Under intense pressure from the Biden administration and a crippling national strike that shuttered schools, shopping malls, the airport and 200 McDonald’s franchises, Netanyahu succumbed Monday night and halted for at least a month his self-serving and Draconian plan to undermine Israel’s status as the Middle East’s strongest democracy.
But this is at best a temporary reprieve to the forces tearing Israeli society apart and threatening to make it an international pariah, and we must not be lulled into thinking it will be OK in the end.
Nearly 56 years into Israel’s “temporary” occupation of the West Bank, the status quo is simply not sustainable.
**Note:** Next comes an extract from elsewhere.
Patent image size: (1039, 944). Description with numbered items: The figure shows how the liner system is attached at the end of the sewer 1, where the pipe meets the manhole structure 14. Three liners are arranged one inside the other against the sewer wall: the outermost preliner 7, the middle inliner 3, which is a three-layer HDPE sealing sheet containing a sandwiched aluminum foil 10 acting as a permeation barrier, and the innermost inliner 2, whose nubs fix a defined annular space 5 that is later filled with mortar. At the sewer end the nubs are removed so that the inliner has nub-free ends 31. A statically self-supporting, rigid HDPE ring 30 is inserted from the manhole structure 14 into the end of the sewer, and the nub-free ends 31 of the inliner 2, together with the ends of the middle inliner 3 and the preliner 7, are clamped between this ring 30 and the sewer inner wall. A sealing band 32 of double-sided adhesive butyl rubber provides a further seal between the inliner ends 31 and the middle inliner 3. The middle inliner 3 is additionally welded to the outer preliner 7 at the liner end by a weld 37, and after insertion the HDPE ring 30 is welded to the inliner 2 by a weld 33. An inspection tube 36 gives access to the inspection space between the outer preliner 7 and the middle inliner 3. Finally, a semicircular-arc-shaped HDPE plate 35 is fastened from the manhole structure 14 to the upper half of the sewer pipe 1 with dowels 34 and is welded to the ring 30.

And after 12 consecutive weeks of mounting protests against the most right-wing government in Israel’s history, neither is the political and religious hegemony inside Israel itself.
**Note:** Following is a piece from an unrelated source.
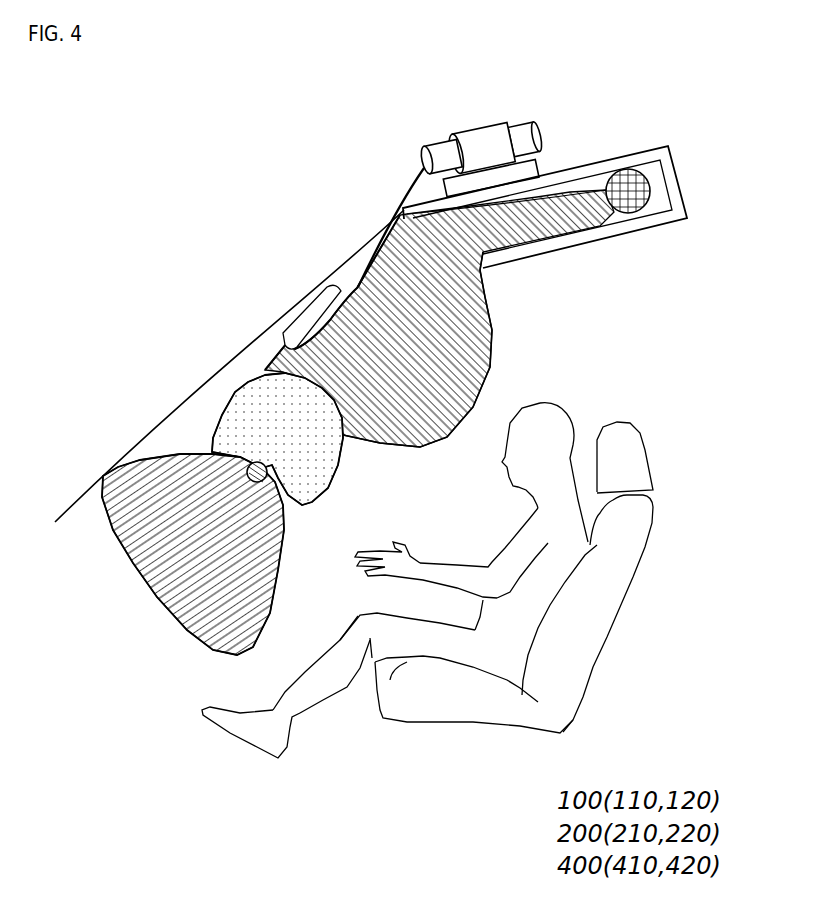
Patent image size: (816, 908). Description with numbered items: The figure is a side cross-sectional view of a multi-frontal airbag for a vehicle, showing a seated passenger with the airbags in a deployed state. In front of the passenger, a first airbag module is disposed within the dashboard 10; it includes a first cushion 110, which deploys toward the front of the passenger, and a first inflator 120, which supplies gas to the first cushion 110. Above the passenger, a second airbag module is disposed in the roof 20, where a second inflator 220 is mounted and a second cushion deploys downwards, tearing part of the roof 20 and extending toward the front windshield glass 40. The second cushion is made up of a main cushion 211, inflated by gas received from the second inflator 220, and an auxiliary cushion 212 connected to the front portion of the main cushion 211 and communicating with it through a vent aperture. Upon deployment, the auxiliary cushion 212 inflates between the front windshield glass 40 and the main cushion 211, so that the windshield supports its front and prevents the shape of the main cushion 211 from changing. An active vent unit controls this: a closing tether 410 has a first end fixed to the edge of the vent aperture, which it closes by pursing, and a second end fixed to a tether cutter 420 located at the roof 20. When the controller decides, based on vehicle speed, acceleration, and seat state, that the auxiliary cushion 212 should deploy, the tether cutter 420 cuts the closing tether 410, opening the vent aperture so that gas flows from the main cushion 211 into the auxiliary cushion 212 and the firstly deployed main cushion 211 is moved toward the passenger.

Not if it is to remain a democracy, an ally of the United States and a beacon for we Jews of the diaspora. The country’s lack of a clear constitution protecting the tricky balance between its Jewish character and its democratic principles has left it in present danger of imploding.
Reasonable people are talking in serious ways about civil war. Hi-tech entrepreneurs are fleeing, Americans planning to make aliyah are reconsidering, military reservists are not reporting for exercises, the shekel is faltering.
The other day when I texted a friend in Jerusalem to check in, she responded, “Well, a Jewish State was an interesting experiment while it lasted.”
And when I spoke Monday with Barry Shrage, a center-right Zionist who headed Boston’s Jewish federation for three decades, he likened today’s extremists to the zealots of the year 70 C.E., who burned their own food stocks during the failed effort to ward off the Romans from seizing control of Jerusalem and destroying the Second Temple. “They’re threatening to commit suicide,” he said.
As I prepare for the Passover Seders next week, I’m grappling with how to approach the closing line, “Next year in Jerusalem!” For most of us, it’s less about aspirational travel than about the idea of a city of peace that is the capital of a Jewish and democratic state.
How can we say it with Jerusalem now in the grip of leaders who seem to lack both democratic and Jewish core values? With the real possibility that this could be yet another period in our tortured history when Jewish control of Jerusalem proved fleeting?
Israel will soon turn 75. I hope the protesters are back on the streets for Independence Day April 25-26, demonstrating vividly what democracy looks like, and demanding it be preserved. And if they sing “Yihye Tov,” I hope they will do so with skepticism.
Because it is not OK — in fact Israel’s attorney general has said it is illegal — for Netanyahu, who is on trial for corruption, to mess with the judicial system at all.
It is not OK to strip the Supreme Court of its ability to review bills passed by Parliament. It is not OK to give the Knesset majority control over the appointment of judges.
It is not OK for Haredi rabbis to assert their misogynistic fanaticism over religious matters including marriage, conversion, kashrut and prayer at the Western Wall.
It is not OK for Itamar Ben-Gvir — who was deemed too extreme to serve in Israel’s military — to be minister of national security. And it is definitely not OK for Netanyahu to placate Ben-Gvir, as he did Monday, by promising to create a National Guard under Ben-Gvir’s control.
It is not OK for Bezalel Smotrich — who said Palestinians do not exist and called for a West Bank town torched by Israeli settlers to be wiped off the map — to remain as finance minister.
And, no, it is also not OK for Palestinians to have rejected innumerable peace plans, to launch rockets or send suicide bombers into Israel, to celebrate with sweets the latest murderous attacks on Jews. But this column is not about them; they do not sing “Yihye Tov.”
Finally, it is not OK for American Jews who love Israel or care about its future to sit this one out.
At the rally on Sunday, the speeches were in English, but the chatter in the crowd was mostly Hebrew, because nearly everyone was Israeli. If waving signs and singing peace anthems is not your thing, you could call the White House or your Congress member and say you think military aid to Israel should be conditioned on the judicial overhaul being not just paused but scrapped.
Yes, protecting Israel’s security is paramount, both so it can be a safe haven for the world’s Jews and because it is Washington’s most reliable ally in a volatile region. But the existential threat to Israel’s survival today is its own government. And the U.S.-Israel alliance is supposed to be rooted in shared values — democratic values.
You could hang up an Israeli flag next to a sign about democracy. You could make a donation to the Israeli Democracy Institute. You could pull out of a planned trip to Israel — or better yet, go and join the protesters in the street.